On top of all its strengths, aluminium’s ability to be infinitely recycled means it is here to stay, and we’re likely to see more and more of this metal allrounder in the not-too-distant future.
These days, most aluminium is extracted by the Hall–Héroult process, devised by American student Charles Hall and French engineer Paul Héroult in 1886. They discovered that dissolving aluminium oxide in molten cryolite was an extremely effective technique. It might have worked well, but because of the huge amounts of electricity involved, it was a costly exercise. In response to concerns about this, Héroult suggested harnessing the power of water instead, and a huge smelter was built at Rhenish Falls in Switzerland. Modern aluminium production still uses a vast amount of energy, but the finished product is also very resistant to corrosion and can be recycled forever. In fact, the recycling process saves a massive 95% of the energy needed to create new aluminium, so keep crushing those cans and putting them in the right bin!

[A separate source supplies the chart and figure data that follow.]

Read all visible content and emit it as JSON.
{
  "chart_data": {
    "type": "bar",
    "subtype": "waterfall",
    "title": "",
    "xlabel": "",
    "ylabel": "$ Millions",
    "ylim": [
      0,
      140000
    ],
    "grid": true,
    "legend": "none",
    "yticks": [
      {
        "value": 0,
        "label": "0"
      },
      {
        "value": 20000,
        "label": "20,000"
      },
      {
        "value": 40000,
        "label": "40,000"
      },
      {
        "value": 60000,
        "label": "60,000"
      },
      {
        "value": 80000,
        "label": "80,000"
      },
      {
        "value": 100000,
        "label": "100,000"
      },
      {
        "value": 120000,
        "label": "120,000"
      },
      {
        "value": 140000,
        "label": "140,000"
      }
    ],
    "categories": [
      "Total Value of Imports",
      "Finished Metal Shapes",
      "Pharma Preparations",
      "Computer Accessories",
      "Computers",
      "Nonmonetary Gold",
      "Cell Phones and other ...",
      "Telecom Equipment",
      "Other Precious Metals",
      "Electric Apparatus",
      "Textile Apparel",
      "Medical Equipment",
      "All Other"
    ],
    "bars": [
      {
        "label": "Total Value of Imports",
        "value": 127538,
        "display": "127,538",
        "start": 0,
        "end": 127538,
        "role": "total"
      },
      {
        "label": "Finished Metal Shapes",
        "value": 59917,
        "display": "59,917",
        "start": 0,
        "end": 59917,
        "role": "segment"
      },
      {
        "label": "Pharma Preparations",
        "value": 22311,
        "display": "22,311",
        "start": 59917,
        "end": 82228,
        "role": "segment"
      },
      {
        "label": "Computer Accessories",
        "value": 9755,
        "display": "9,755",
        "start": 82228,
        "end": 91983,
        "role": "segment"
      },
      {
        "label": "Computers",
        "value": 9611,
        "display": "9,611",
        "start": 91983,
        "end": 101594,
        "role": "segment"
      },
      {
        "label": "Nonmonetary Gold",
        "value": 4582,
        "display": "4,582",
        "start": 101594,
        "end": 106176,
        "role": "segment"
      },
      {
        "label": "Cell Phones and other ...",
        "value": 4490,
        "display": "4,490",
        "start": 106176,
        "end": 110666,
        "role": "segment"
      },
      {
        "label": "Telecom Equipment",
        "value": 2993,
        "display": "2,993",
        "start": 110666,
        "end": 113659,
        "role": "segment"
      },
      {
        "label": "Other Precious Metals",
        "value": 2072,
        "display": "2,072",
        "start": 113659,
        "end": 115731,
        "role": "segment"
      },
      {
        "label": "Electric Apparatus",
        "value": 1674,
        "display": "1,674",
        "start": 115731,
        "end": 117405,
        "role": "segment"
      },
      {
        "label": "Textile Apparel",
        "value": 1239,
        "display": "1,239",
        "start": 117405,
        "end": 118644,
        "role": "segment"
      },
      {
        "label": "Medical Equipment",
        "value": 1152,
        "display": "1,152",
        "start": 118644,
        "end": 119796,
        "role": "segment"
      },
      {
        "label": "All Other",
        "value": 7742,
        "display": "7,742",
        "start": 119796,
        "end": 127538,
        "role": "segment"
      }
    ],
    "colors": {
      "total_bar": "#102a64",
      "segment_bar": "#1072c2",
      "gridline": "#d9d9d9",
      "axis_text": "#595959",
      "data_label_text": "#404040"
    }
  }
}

As well as being cost-effective and sustainable, aluminium has many more properties that make it one of the world’s most useful materials. It is strong, corrosion-resistant, reflective and a great conductor of heat and electricity. It is also lightweight, non-magnetic, odour-free and exceptionally easy to form and work with.
Aluminium is used in architecture, and one of the first buildings to be built using the metal was New York’s iconic Empire State Building, completed in 1931. Perhaps one of the most unique properties of this metal is its lightness. Thanks to its relatively low weight, aluminium is a key player in transportation such as high-speed trains and aeroplanes, as well as in long-distance power lines. And although steel is still the number one choice for the automotive industry, aluminium is expected to appear in more and more vehicle designs as environmental impact becomes a greater concern. Aluminium’s toughness and lightness are what has seen it make its way into the design of mobile phones, laptops and hi-fi equipment.
On top of all its strengths, aluminium’s ability to be infinitely recycled means it is here to stay, and we’re likely to see more and more of this metal allrounder in the not-too-distant future.